In apertura di questo servizio sulla relazione finanziaria 2017 di Poste italiane, si accennava allo scarsissimo uso di parole specifiche attinenti al mondo dei dentelli. Eppure, le pagine del testo sono 528! Fino a qualche tempo fa, ad esempio, una piccola sezione -ora scomparsa- era dedicata alle attività nel campo della filatelia, descritte a tutto campo.
Tra i pochi richiami presenti adesso nel bilancio, quello riferito alle affrancature: si tratta di una tabella, qui riprodotta, che evidenzia come è stato pagato il trasporto della corrispondenza. Su 3.373 milioni di euro incassati, solo 152 giungono dalla vendita delle cartevalori; dodici mesi prima erano, in un ammontare complessivo di 3.584, 190.
Interessante anche quanto è stato speso dal gruppo per farle produrre tramite l’Istituto poligrafico e zecca dello stato: 5 milioni, 1 in meno rispetto all’anno precedente.

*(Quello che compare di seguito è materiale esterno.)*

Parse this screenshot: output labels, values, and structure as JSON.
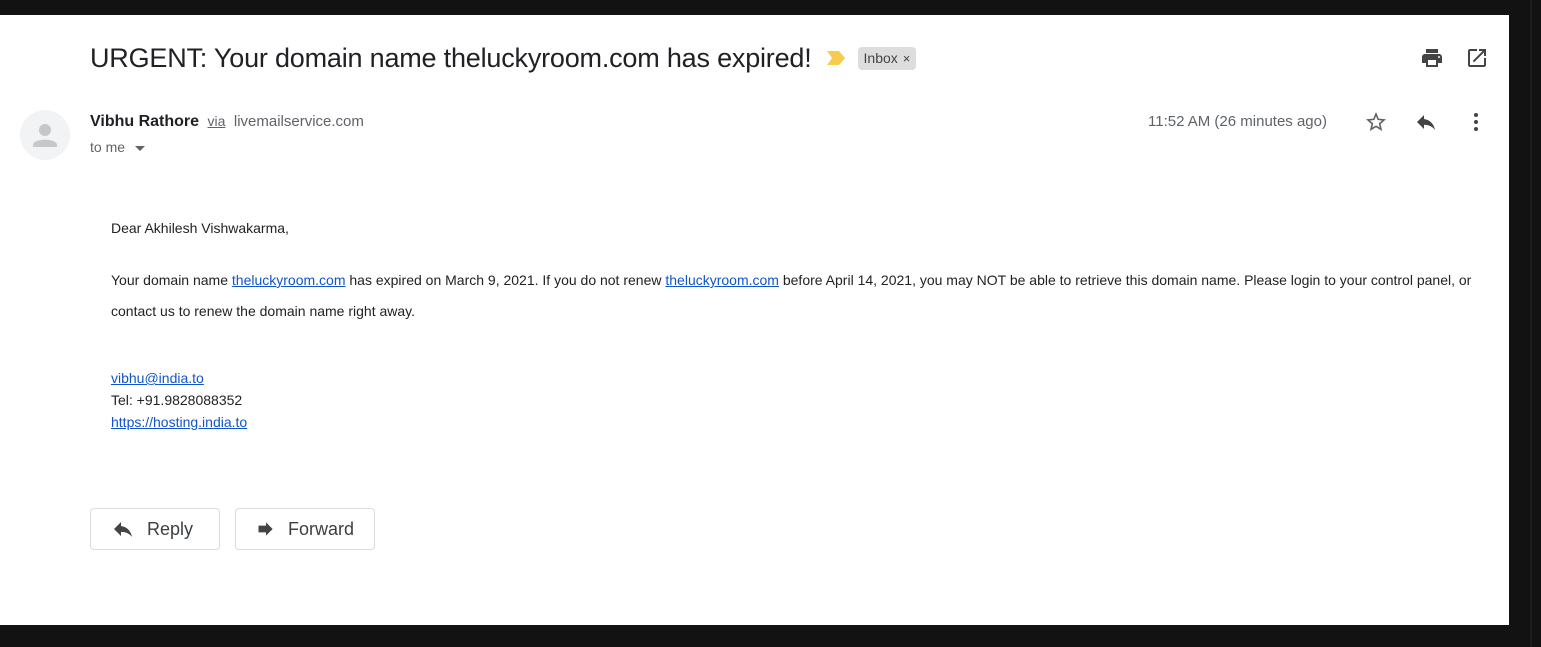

Questo a pagina 222; curiosamente, un prospetto simile, a pagina 294 e riferito alla sola Poste italiane spa, valuta a 6 milioni gli oneri per entrambi i casi.
Il termine “francobollo”, invece, compare soprattutto quando si fa riferimento alla vertenza tra l’Autorità per le garanzie nelle comunicazioni (poi sostenuta dal Tribunale amministrativo regionale del Lazio) e Globe postal service sull’impiego dello stesso vocabolo (fine).